Toru UKAI, Invisible Machinery

    Ce qui m’intéresse le plus est la structure cachée et invisible de notre société moderne. La structure fonctionne où que nous vivions. Elle naît de nos désirs, même si elle peut souvent nous réprimer et nous déprimer. J’appelle la structure « Invisible Machinery », « Machinerie invisible ». Elle s’incarne parfois dans les coutumes, la loi, les systèmes sociaux, ou même l’architecture. Elle apparaît aussi d’autres fois dans nos propres comportements, nos gestes ou notre contenance. La « Machinerie invisible » réside à l’extérieur et même aussi à l’intérieur de nous. Elle est invisible mais les signes sont partout, autour de et parmi nous. Et je pense qu’une photographie est l’outil parfait pour la capturer.
    Une photographie est totalement différente de notre vision, qui est dynamique et fondée sur une durée de temps, la vie elle-même. La photo est statique, elle exclut le temps et la vie de la réalité qui nous fait face.

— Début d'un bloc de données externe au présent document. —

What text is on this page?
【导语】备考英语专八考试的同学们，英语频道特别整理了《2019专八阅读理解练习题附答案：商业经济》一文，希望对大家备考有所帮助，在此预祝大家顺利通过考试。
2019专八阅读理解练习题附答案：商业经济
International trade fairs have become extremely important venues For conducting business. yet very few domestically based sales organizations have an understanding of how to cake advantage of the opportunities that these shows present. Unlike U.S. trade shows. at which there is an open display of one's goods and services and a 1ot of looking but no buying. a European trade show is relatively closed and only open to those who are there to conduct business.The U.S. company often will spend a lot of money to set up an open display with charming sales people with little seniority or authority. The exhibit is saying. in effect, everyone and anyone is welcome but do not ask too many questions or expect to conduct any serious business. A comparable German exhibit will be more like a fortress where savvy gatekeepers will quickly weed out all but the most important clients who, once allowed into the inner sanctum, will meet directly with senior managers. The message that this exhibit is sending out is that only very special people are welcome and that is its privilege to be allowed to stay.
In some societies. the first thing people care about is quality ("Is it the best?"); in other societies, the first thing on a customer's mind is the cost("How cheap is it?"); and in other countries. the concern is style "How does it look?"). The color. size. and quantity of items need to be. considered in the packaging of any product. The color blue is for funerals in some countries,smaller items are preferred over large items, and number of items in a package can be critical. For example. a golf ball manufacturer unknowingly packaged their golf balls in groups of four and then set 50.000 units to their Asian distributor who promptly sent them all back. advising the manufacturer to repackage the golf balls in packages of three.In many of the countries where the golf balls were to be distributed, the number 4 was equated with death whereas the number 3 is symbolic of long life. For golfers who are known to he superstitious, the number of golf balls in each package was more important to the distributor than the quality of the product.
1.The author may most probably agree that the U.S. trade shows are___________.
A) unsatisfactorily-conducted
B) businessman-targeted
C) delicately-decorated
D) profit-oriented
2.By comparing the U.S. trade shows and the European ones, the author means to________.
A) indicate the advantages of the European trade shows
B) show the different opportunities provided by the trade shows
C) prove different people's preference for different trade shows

Dans un sens, la photographie est l’art de la mort. Photographier n’est rien d’autre que d’« arrêter ». Et donc, la photographie peut percevoir des choses qui sont cachées dans le flot continu de nos vies ; c’est une cérémonie secrète allant et venant entre « visible » et « invisible ».

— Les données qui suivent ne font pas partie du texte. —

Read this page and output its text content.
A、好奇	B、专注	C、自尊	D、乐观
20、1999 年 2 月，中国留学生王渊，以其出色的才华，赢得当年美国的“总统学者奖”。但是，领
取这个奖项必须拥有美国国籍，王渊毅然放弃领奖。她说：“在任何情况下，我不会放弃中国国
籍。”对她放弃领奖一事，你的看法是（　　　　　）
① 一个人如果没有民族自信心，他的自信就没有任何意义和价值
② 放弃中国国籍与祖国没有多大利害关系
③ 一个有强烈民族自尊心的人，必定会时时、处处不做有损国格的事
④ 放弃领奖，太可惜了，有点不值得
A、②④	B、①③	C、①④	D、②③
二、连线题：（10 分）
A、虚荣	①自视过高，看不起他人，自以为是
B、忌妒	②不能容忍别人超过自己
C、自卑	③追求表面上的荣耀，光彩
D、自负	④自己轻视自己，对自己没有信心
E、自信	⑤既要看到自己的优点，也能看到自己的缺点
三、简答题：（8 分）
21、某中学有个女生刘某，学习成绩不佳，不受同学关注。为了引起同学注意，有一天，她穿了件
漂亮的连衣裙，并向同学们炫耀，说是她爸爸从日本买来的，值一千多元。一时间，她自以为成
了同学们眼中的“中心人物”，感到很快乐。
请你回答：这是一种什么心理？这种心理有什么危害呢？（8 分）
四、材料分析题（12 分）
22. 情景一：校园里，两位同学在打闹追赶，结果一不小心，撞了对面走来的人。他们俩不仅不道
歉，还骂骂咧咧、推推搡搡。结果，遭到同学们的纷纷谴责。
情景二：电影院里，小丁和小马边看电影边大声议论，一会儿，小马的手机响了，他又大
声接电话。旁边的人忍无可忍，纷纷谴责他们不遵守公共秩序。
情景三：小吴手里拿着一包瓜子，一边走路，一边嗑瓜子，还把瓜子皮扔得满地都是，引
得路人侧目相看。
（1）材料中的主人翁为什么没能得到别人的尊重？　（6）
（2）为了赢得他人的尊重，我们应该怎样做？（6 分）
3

    Les images présentées ici proviennent de plusieurs projets : Invisible Machinery, Prewar Days, Theater Degree Zero… Mais quoi que je photographie, chacune de mes images est inévitablement fondée sur le concept de « Machinerie invisible ». C’est le destin de mon regard et je ne peux y échapper.

    Toru Ukai

    …………………………….

    What interests me the most is the hidden and invisible structure in our modern society. The structure is working everywhere we live. It’s born out of our desires, though it can often suppress and depress ourselves. I call the structure “Invisible Machinery”. Sometimes it’s embodied in the customs, the law, the social systems, or even the architecture. Sometimes it appears in our own behavior, gestures, and figures. “Invisible Machinery” lies on the outside and even on the inside of us. It’s invisible but the signs are everywhere around and among us. And I think a photo is a perfect tool to capture this invisible structure.

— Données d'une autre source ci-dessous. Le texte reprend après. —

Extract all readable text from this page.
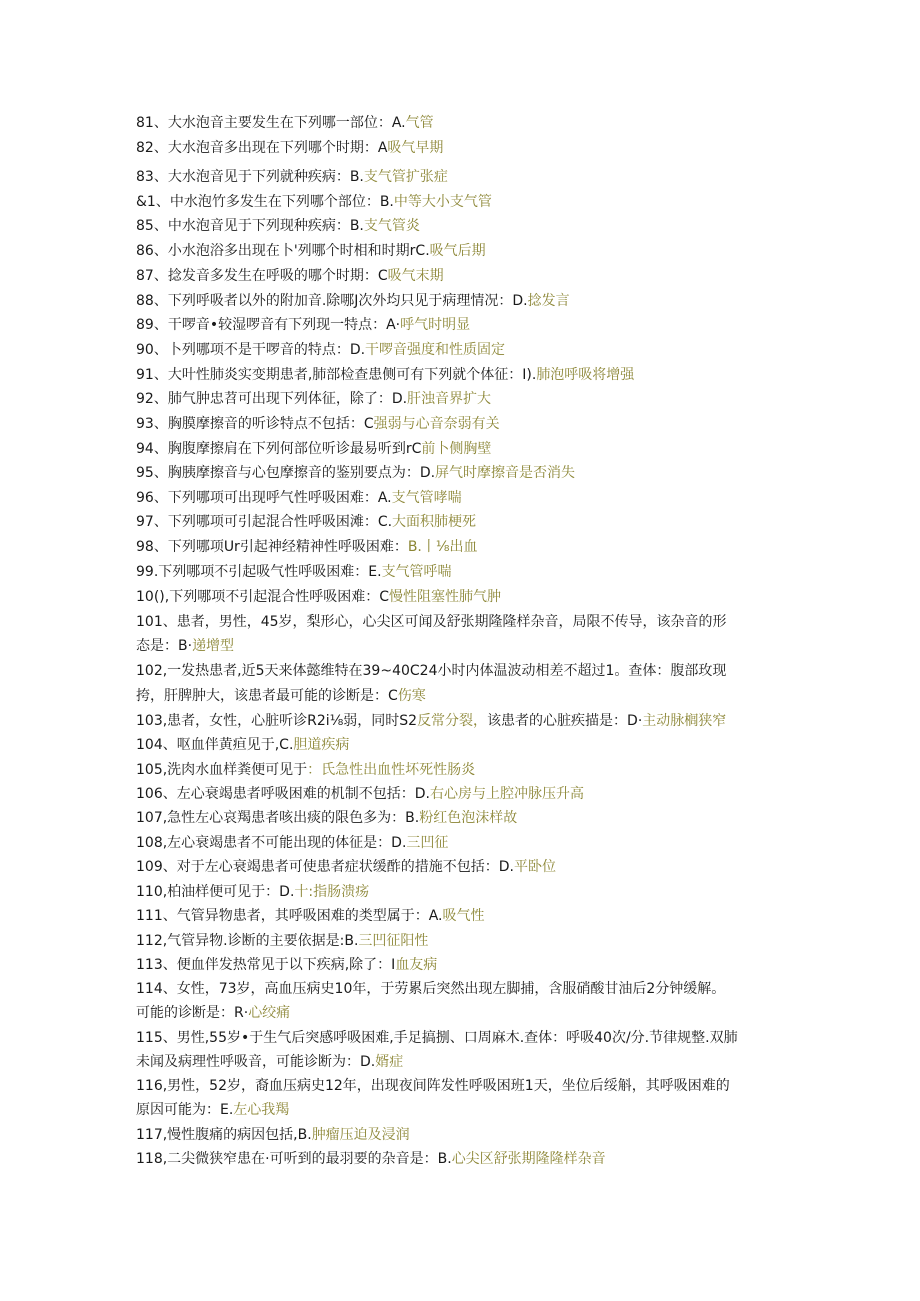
81、大水泡音主要发生在下列哪一部位：A.气管
82、大水泡音多出现在下列哪个时期：A吸气早期
83、大水泡音见于下列就种疾病：B.支气管扩张症
&1、中水泡竹多发生在下列哪个部位：B.中等大小支气管
85、中水泡音见于下列现种疾病：B.支气管炎
86、小水泡浴多出现在卜'列哪个时相和时期rC.吸气后期
87、捻发音多发生在呼吸的哪个时期：C吸气末期
88、下列呼吸者以外的附加音.除哪J次外均只见于病理情况：D.捻发言
89、干啰音•较湿啰音有下列现一特点：A·呼气时明显
90、卜列哪项不是干啰音的特点：D.干啰音强度和性质固定
91、大叶性肺炎实变期患者,肺部检查患侧可有下列就个体征：I).肺泡呼吸将增强
92、肺气肿忠苕可出现下列体征，除了：D.肝浊音界扩大
93、胸膜摩擦音的听诊特点不包括：C强弱与心音奈弱有关
94、胸腹摩擦肩在下列何部位听诊最易听到rC前卜侧胸壁
95、胸胰摩擦音与心包摩擦音的鉴别要点为：D.屏气时摩擦音是否消失
96、下列哪项可出现呼气性呼吸困难：A.支气管哮喘
97、下列哪项可引起混合性呼吸困滩：C.大面积肺梗死
98、下列哪项Ur引起神经精神性呼吸困难：B.丨⅛出血
99.下列哪项不引起吸气性呼吸困难：E.支气管呼喘
10(),下列哪项不引起混合性呼吸困难：C慢性阻塞性肺气肿
101、患者，男性，45岁，梨形心，心尖区可闻及舒张期隆隆样杂音，局限不传导，该杂音的形
态是：B·递增型
102,一发热患者,近5天来体懿维特在39~40C24小时内体温波动相差不超过1。查体：腹部玫现
挎，肝脾肿大，该患者最可能的诊断是：C伤寒
103,患者，女性，心脏听诊R2i⅛弱，同时S2反常分裂，该患者的心脏疾描是：D·主动脉榈狭窄
104、呕血伴黄疸见于,C.胆道疾病
105,洗肉水血样粪便可见于：氏急性出血性坏死性肠炎
106、左心衰竭患者呼吸困难的机制不包括：D.右心房与上腔冲脉压升高
107,急性左心哀羯患者咳出痰的限色多为：B.粉红色泡沫样故
108,左心衰竭患者不可能出现的体征是：D.三凹征
109、对于左心衰竭患者可使患者症状缓酢的措施不包括：D.平卧位
110,柏油样便可见于：D.十:指肠溃疡
111、气管异物患者，其呼吸困难的类型属于：A.吸气性
112,气管异物.诊断的主要依据是:B.三凹征阳性
113、便血伴发热常见于以下疾病,除了：I血友病
114、女性，73岁，高血压病史10年，于劳累后突然出现左脚捕，含服硝酸甘油后2分钟缓解。
可能的诊断是：R·心绞痛
115、男性,55岁•于生气后突感呼吸困难,手足搞捌、口周麻木.查体：呼吸40次/分.节律规整.双肺
未闻及病理性呼吸音，可能诊断为：D.婿症
116,男性，52岁，裔血压病史12年，出现夜间阵发性呼吸困班1天，坐位后绥斛，其呼吸困难的
原因可能为：E.左心我羯
117,慢性腹痛的病因包括,B.肿瘤压迫及浸润
118,二尖微狭窄患在·可听到的最羽要的杂音是：B.心尖区舒张期隆隆样杂音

    A photo is totally different from our pure eyesight which is dynamic and based on the duration of time, that is, our life itself. A photo is static and excludes time and life from the whole reality in front of us. In that sense, photography is the art of death. To photograph is nothing other than to “stop”. Therefore, photography can perceive things that are hidden in our continuously flowing lives; it is a secret ceremony going back and forth between “visible” and “invisible.”
    The images presented here come from several projects: Invisible Machinery, Prewar Days, Theater Degree Zero… But no matter what I photograph, every one of my pictures is inevitably based on the concept of “Invisible Machinery”. It’s the destiny of my eyes and I can’t escape it.